2007 Beijing Conference
The Corporate Counsel Committee presented its first session at the Beijing Conference in 2006, entitled “Best Practices in Managing a Legal Department.” The panel consisted of: Kelly Austin, General Electric; David Laurence Kreider, Vodafone New Zealand Ltd.; Grant G. Tao, Motorola; and Albert C. Wang, Dell (China) Company, Ltd. It was moderated by Mitsuru Claire Chino, Itochu Corporation.
Discussions included employee evaluation; building know-how; cultivating a good relationship with business departments; effective advice to management; and managing the relationship with and selection of outside counsel. The session was well attended (over 40 attendants) and the discussion interactive and lively.

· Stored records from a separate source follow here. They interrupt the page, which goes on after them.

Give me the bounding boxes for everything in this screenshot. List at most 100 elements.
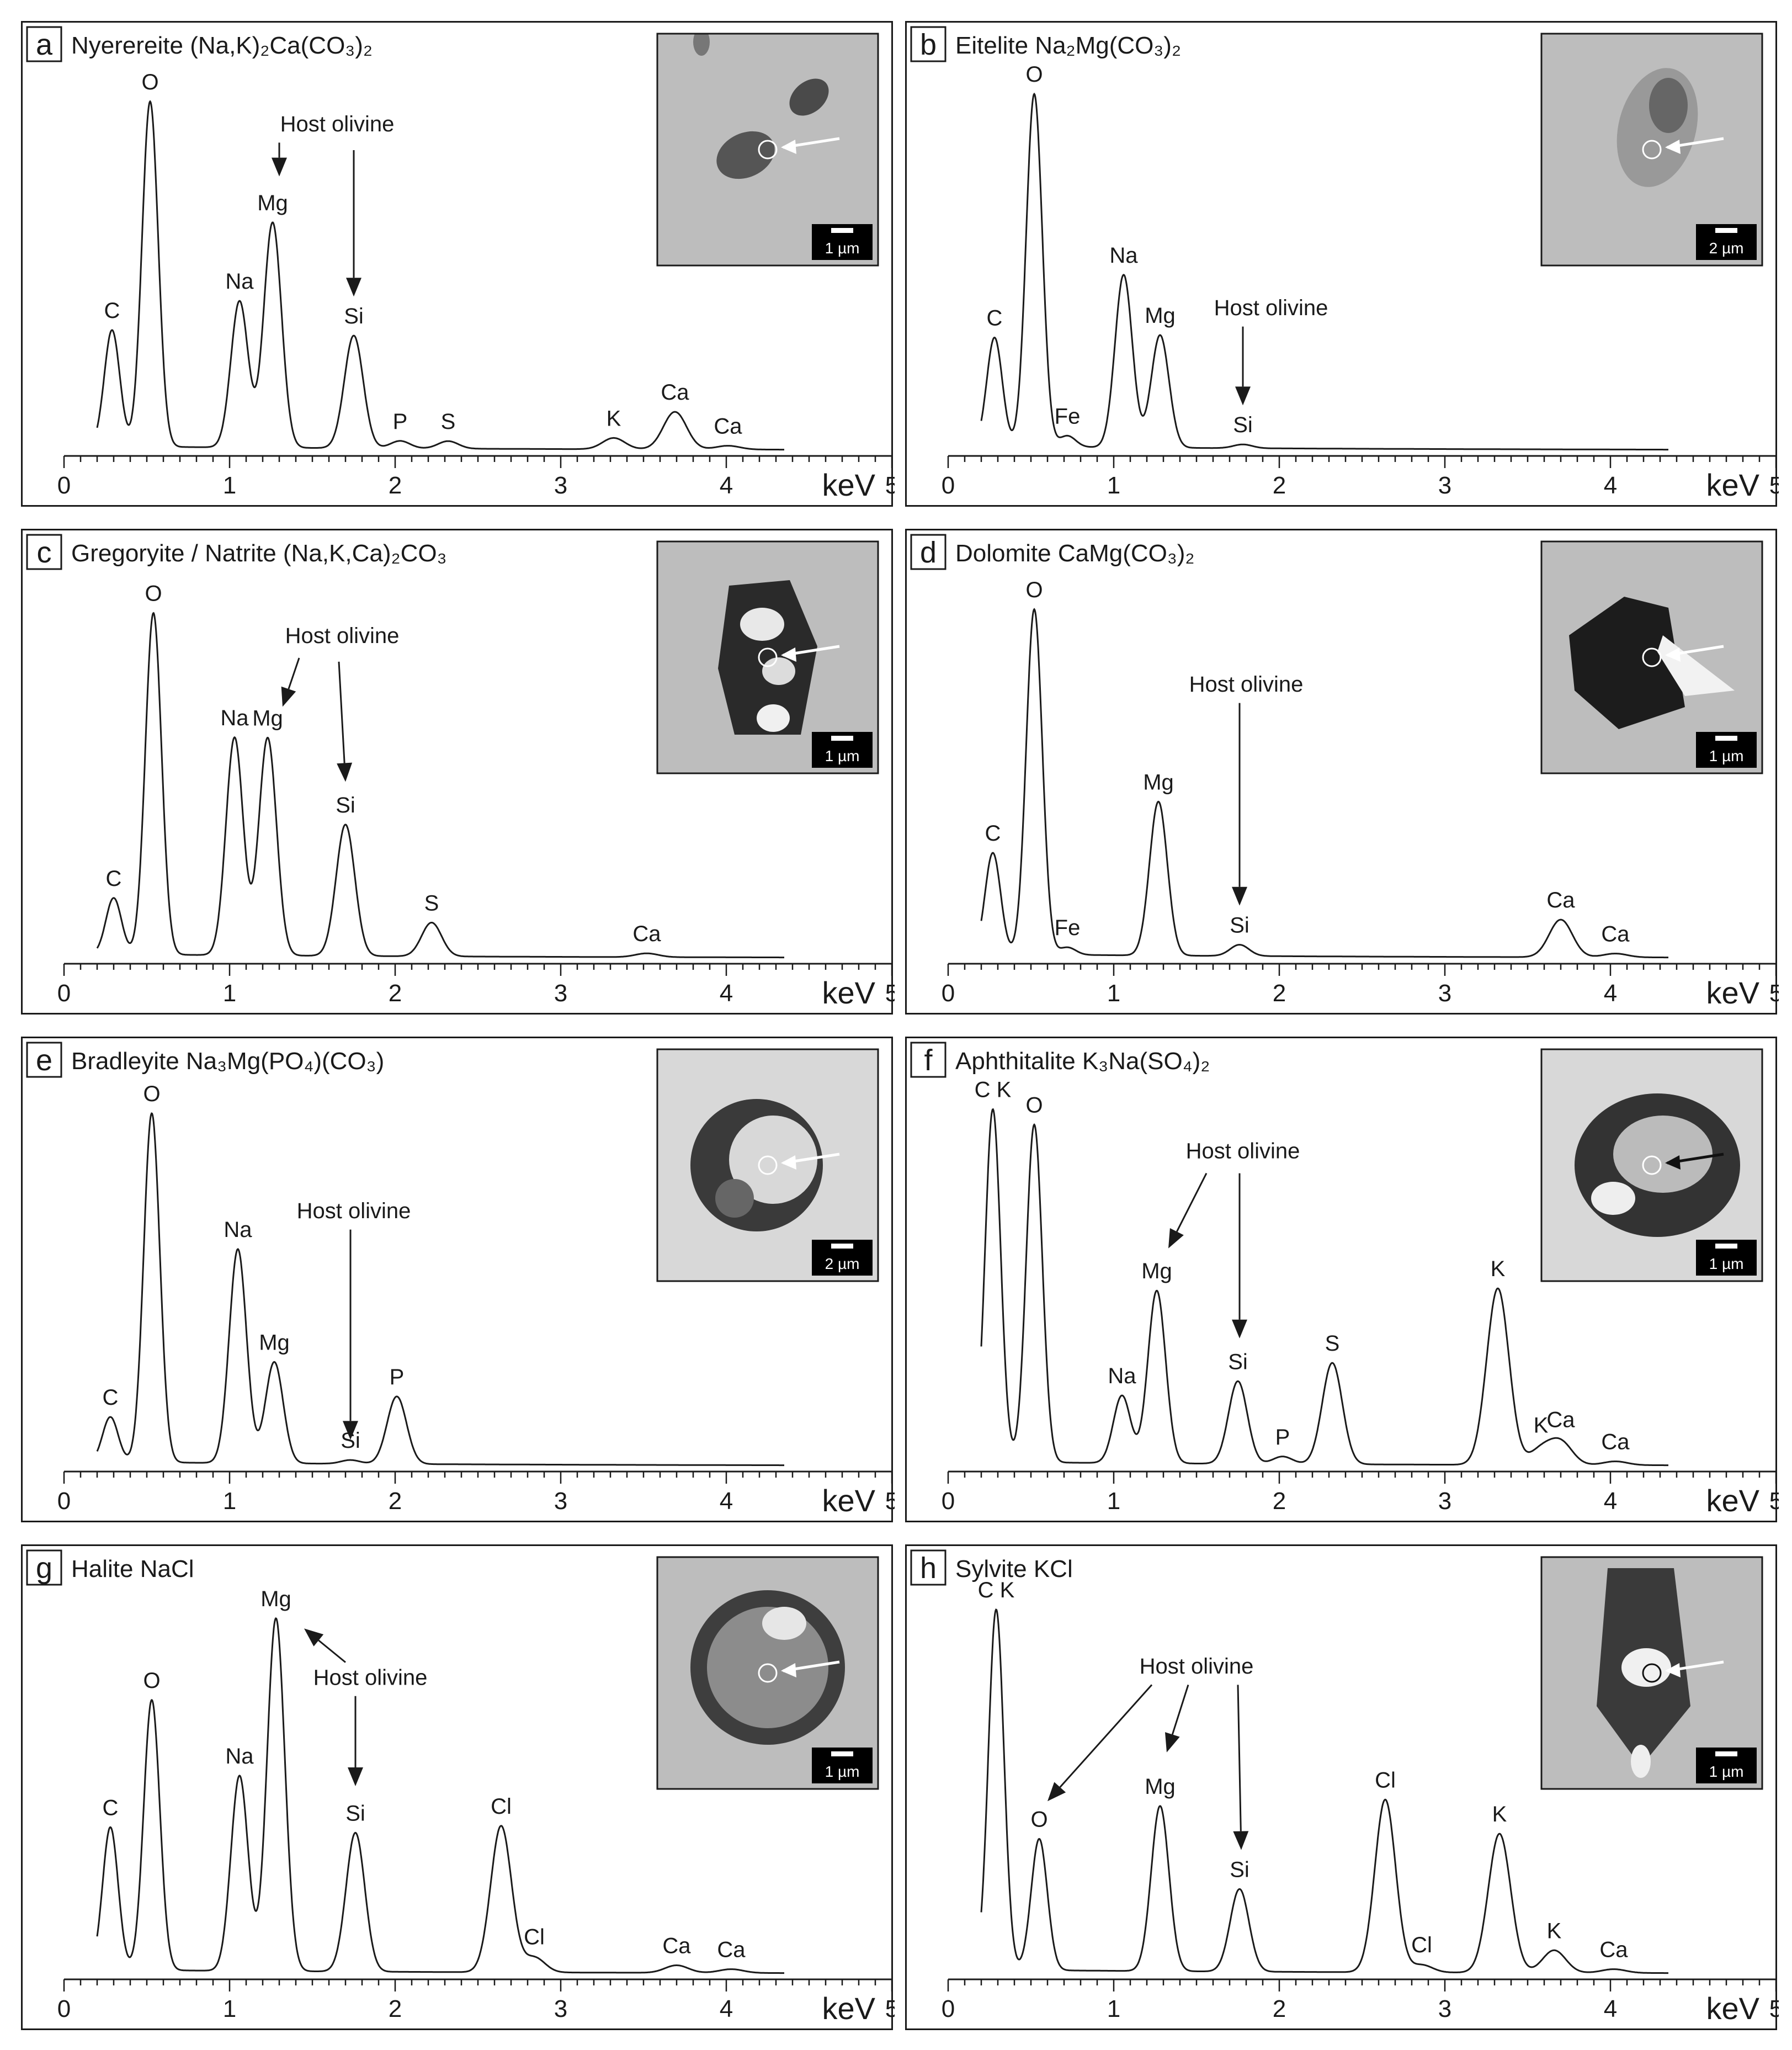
x-tick-label: 1 [223, 1488, 236, 1515]
x-tick-label: 1 [1107, 1995, 1120, 2022]
x-tick-label: 2 [1273, 1488, 1286, 1515]
spectrum-panel-f: f Aphthitalite K₃Na(SO₄)₂ 1 µm 0 1 2 3 4 5 keV C K… [905, 1037, 1779, 1522]
panel-letter-box [910, 1549, 946, 1586]
annotation-arrow [1237, 1685, 1242, 1831]
peak-label: Ca [1599, 1938, 1628, 1962]
peak-label: Mg [257, 191, 288, 215]
peak-label: S [441, 410, 456, 434]
panel-letter-box [26, 1549, 62, 1586]
scale-bar [1715, 1244, 1737, 1249]
panel-title: Nyerereite (Na,K)₂Ca(CO₃)₂ [71, 32, 373, 59]
annotation-arrowhead [1232, 1319, 1247, 1339]
peak-label: Mg [252, 706, 283, 730]
annotation-arrowhead [348, 1767, 363, 1786]
peak-label: C K [978, 1578, 1015, 1602]
scale-bar [831, 736, 853, 741]
peak-label: C [985, 821, 1001, 846]
spectrum-line [980, 92, 1668, 451]
spectrum-line [96, 612, 784, 959]
sem-inset-image: 1 µm [656, 540, 879, 774]
x-tick-label: 4 [720, 1488, 733, 1515]
x-tick-label: 5 [1769, 980, 1779, 1007]
x-tick-label: 2 [389, 1488, 402, 1515]
x-tick-label: 0 [57, 472, 71, 499]
annotation-arrowhead [281, 686, 296, 707]
peak-label: P [393, 410, 408, 434]
host-olivine-annotation: Host olivine [280, 112, 395, 136]
panel-letter: c [37, 536, 52, 569]
peak-label: O [1025, 1093, 1043, 1117]
x-tick-label: 3 [1438, 1488, 1451, 1515]
x-axis-unit-label: keV [1706, 975, 1760, 1010]
annotation-arrowhead [343, 1421, 358, 1440]
peak-label: Na [225, 1744, 254, 1768]
spectrum-line [980, 1108, 1668, 1467]
x-tick-label: 4 [720, 980, 733, 1007]
x-tick-label: 1 [223, 1995, 236, 2022]
peak-label: Si [336, 793, 355, 817]
peak-label: Si [344, 304, 364, 328]
peak-label: Ca [661, 380, 689, 405]
peak-label: Na [1108, 1364, 1136, 1388]
peak-label: Na [1109, 243, 1138, 268]
x-tick-label: 5 [1769, 1995, 1779, 2022]
analysis-spot-circle [1642, 1155, 1662, 1175]
x-tick-label: 4 [1604, 980, 1617, 1007]
scale-bar-label: 1 µm [1709, 747, 1744, 764]
analysis-spot-circle [1642, 1663, 1662, 1683]
x-tick-label: 3 [1438, 472, 1451, 499]
peak-label: Fe [1055, 916, 1081, 940]
annotation-arrowhead [1235, 386, 1251, 406]
x-tick-label: 2 [1273, 472, 1286, 499]
x-tick-label: 4 [720, 472, 733, 499]
scale-bar-label: 1 µm [1709, 1255, 1744, 1272]
peak-label: Ca [1546, 888, 1575, 912]
peak-label: O [1025, 62, 1043, 87]
panel-title: Halite NaCl [71, 1555, 194, 1582]
x-tick-label: 5 [1769, 472, 1779, 499]
host-olivine-annotation: Host olivine [1214, 296, 1328, 320]
x-tick-label: 3 [554, 1995, 567, 2022]
peak-label: Si [1228, 1350, 1248, 1374]
scale-bar [831, 1244, 853, 1249]
annotation-arrowhead [1233, 1831, 1249, 1850]
annotation-arrow [318, 1639, 346, 1663]
sem-inset-image: 1 µm [1540, 1556, 1763, 1790]
x-tick-label: 0 [942, 980, 955, 1007]
annotation-arrow [1176, 1172, 1208, 1232]
peak-label: K [1491, 1257, 1506, 1281]
sem-inset-image: 1 µm [656, 1556, 879, 1790]
peak-label: O [1025, 578, 1043, 602]
annotation-arrowhead [346, 278, 361, 297]
peak-label: Cl [524, 1925, 545, 1950]
scale-bar-label: 1 µm [825, 747, 860, 764]
panel-letter: d [920, 536, 937, 569]
x-tick-label: 0 [942, 472, 955, 499]
panel-letter-box [910, 26, 946, 62]
sem-inset-image: 2 µm [656, 1048, 879, 1282]
peak-label: Na [224, 1218, 252, 1242]
panel-title: Sylvite KCl [955, 1555, 1073, 1582]
scale-bar-label: 1 µm [1709, 1763, 1744, 1780]
x-tick-label: 1 [1107, 1488, 1120, 1515]
x-tick-label: 4 [1604, 472, 1617, 499]
annotation-arrowhead [1232, 886, 1247, 906]
x-tick-label: 5 [885, 980, 895, 1007]
peak-label: C [104, 299, 120, 323]
sem-inset-image: 2 µm [1540, 33, 1763, 267]
peak-label: Na [220, 706, 249, 730]
x-tick-label: 3 [554, 1488, 567, 1515]
x-tick-label: 5 [1769, 1488, 1779, 1515]
peak-label: Si [1230, 1857, 1249, 1882]
spectrum-panel-b: b Eitelite Na₂Mg(CO₃)₂ 2 µm 0 1 2 3 4 5 keV C O Fe Na… [905, 21, 1779, 507]
host-olivine-annotation: Host olivine [1140, 1654, 1254, 1679]
x-tick-label: 0 [57, 1995, 71, 2022]
x-axis-unit-label: keV [822, 1483, 876, 1518]
x-axis-unit-label: keV [822, 468, 876, 502]
peak-label: Cl [491, 1794, 512, 1819]
host-olivine-annotation: Host olivine [313, 1665, 428, 1690]
x-tick-label: 2 [389, 1995, 402, 2022]
peak-label: Mg [259, 1330, 290, 1355]
x-tick-label: 0 [942, 1488, 955, 1515]
peak-label: P [390, 1365, 405, 1389]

2008 Los Angeles Conference
The Committee organized a forum, in collaboration with the American Association of Corporate Counsel (ACC), to address the topic, “Multi-Jurisdictional Practice.” Moderated by Susan Hackett of the ACC, the panel consisted of; Janine Dascenzo, General Electric Company; Edith Shih, Hutchison Whampoa Limited, Mitsuru Claire Chino, Itochu Corporation, and David Laurence Kreider, Vodafone New Zealand Ltd.
After defining “multi-jurisdictional practice”, and highlighting the ease and frequency with which lawyers serving multinational clients routinely risk running afoul of existing rules, the discussion introduced the recent amendment 5.5 to the ABA rules on attorney conduct and explored how the panelists supervise and manage projects in jurisdictions in which they are not licensed to practice. The session was convened in the main ballroom, immediately before the Annual General Meeting, and was attended by several hundred participants.
2009 Manila Conference
The Committee organized a joint session, together with the Dispute Resolution and Arbitration Committee, entitled “Electronic Discovery and Other Cutting Edge Issues in Asia-U.S. Cross Border Discovery.” The first part of the session was on the topic of “Reconciling the Clashing Discovery Systems” and was moderated by Gerald Sumida of Carlsmith Ball. Practitioners from Korea (Jin Yeong Chung of Kim & Chang), Taiwan (Edgar Y. Chen of Tsar & Tsai), France (Jeffrey Holt of Saipem SA) and the Philippines (Francis Jardeleza of San Miguel Corporation) explained the “discovery” systems in their respective jurisdictions and the issues they face when dealing with the extensive U.S. discovery system.
The second part was entitled “Electronic Discovery – The New Frontier” and was moderated by Mitsuru Claire Chino of Itochu Corporation. Two vendors in the business of data collection, Navigant Consulting (James Gordon) and First Advantage (Ashley Smith), provided to the audience the fascinating world of how data is collected and some of the real issues they have faced when collecting data in the Asian region. The discussion was then followed by a practitioner from Singapore (Jimmy Yim of Drew & Napier), who explained the new legal development in Singapore on electronic discovery. Both parts were extremely successful, both in terms of attendance and the lively discussion and questions and answers that followed.